I am hiding under my tiered blankets whilst I tinker my thoughts here. There's a gusty breeze outside that makes me crouched and shrunk back in my pillow. You could hear the shrills of an angered heavens. I fear.
And I was coaching him earlier that there's nothing to be afraid of. It's a natural phenomenon, an abrupt rush of strong winds. That it's ok to go to sleep (because he's awake for more than 24 hours already). He charmed me, so off I went. Yet now, I am just like him.
Last Monday Repulsion
As they were gushing ohs and ahs ogling photo frames on my aunt's oakwood shelves, I knew where I should be heading to.
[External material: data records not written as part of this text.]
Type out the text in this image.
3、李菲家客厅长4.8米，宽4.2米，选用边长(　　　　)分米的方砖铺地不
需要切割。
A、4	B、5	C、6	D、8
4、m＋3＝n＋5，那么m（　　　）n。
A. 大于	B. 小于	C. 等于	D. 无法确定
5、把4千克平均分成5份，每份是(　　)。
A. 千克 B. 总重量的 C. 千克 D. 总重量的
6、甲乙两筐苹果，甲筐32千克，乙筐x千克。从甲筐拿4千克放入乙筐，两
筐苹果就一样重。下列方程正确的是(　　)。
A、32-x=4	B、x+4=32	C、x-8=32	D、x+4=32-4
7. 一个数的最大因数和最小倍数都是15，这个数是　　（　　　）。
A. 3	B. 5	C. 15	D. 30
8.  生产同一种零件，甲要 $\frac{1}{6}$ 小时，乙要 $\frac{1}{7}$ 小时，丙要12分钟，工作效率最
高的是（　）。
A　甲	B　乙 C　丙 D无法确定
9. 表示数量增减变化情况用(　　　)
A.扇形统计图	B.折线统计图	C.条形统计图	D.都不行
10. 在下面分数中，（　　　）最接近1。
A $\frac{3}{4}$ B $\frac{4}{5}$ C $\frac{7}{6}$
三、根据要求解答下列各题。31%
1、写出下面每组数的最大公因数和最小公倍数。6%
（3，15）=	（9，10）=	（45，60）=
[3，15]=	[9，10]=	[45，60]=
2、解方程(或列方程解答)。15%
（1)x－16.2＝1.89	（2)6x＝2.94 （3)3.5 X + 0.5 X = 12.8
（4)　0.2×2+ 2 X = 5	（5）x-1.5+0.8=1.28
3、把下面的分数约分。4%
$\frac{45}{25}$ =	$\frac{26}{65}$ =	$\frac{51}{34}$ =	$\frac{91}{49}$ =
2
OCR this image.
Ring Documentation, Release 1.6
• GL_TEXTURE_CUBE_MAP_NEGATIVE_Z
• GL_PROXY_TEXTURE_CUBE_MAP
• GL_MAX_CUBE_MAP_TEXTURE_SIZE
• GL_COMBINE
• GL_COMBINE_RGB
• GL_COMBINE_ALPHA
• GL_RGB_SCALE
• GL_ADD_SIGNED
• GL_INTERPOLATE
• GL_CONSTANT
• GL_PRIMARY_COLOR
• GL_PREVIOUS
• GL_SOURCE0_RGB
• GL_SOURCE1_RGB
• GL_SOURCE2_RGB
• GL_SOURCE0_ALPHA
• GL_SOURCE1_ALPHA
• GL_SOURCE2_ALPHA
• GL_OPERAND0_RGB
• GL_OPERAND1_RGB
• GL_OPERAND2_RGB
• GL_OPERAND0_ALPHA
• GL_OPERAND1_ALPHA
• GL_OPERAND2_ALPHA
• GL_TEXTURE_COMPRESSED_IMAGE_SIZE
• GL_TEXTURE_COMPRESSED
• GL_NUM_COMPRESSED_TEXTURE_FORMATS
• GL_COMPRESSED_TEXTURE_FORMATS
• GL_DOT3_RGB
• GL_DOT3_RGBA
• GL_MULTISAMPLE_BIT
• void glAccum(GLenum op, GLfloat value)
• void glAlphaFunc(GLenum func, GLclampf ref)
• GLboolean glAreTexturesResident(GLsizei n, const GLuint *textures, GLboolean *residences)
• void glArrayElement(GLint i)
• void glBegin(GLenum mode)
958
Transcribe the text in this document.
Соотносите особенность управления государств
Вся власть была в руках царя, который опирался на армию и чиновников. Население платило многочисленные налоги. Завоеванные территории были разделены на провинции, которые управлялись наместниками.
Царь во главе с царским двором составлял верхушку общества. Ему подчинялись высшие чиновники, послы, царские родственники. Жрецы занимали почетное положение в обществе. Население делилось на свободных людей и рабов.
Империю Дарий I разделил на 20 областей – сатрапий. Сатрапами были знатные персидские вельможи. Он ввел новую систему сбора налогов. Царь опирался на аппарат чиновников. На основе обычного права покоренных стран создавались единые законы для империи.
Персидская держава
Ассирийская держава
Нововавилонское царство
I didn't finish my food but moved in a quiet to my aunt's room. Oh freak! Yes? Marichan, why didn't you tell us you modeled? I didn't... I was already feverish and humming my humiliation. Oide! They asked me to come to their cluster. I sat still, and remained focus to the screen. In a split second, I froze, the shoji slid open. I was mortified. I avouched my rights and retorted... Ok, I tried and I failed. I thought case was closed. They were browsing more pictures in front of me like wanting to tease me. I couldn't cache my skin anymore. I was just posing for a friend, like scaling walls or claying satins and silks on crossbars and scaffolds. It wasn't a good cover up yet, especially with that prying Chinese. You don't have anything to do with our kind of job. I know, I was a failure. Can't you read it? It's all over my face, I don't need to say it. I flushed my chagrin and yielded to this distress until now.
Tomorrow there'll be no more questions I pray.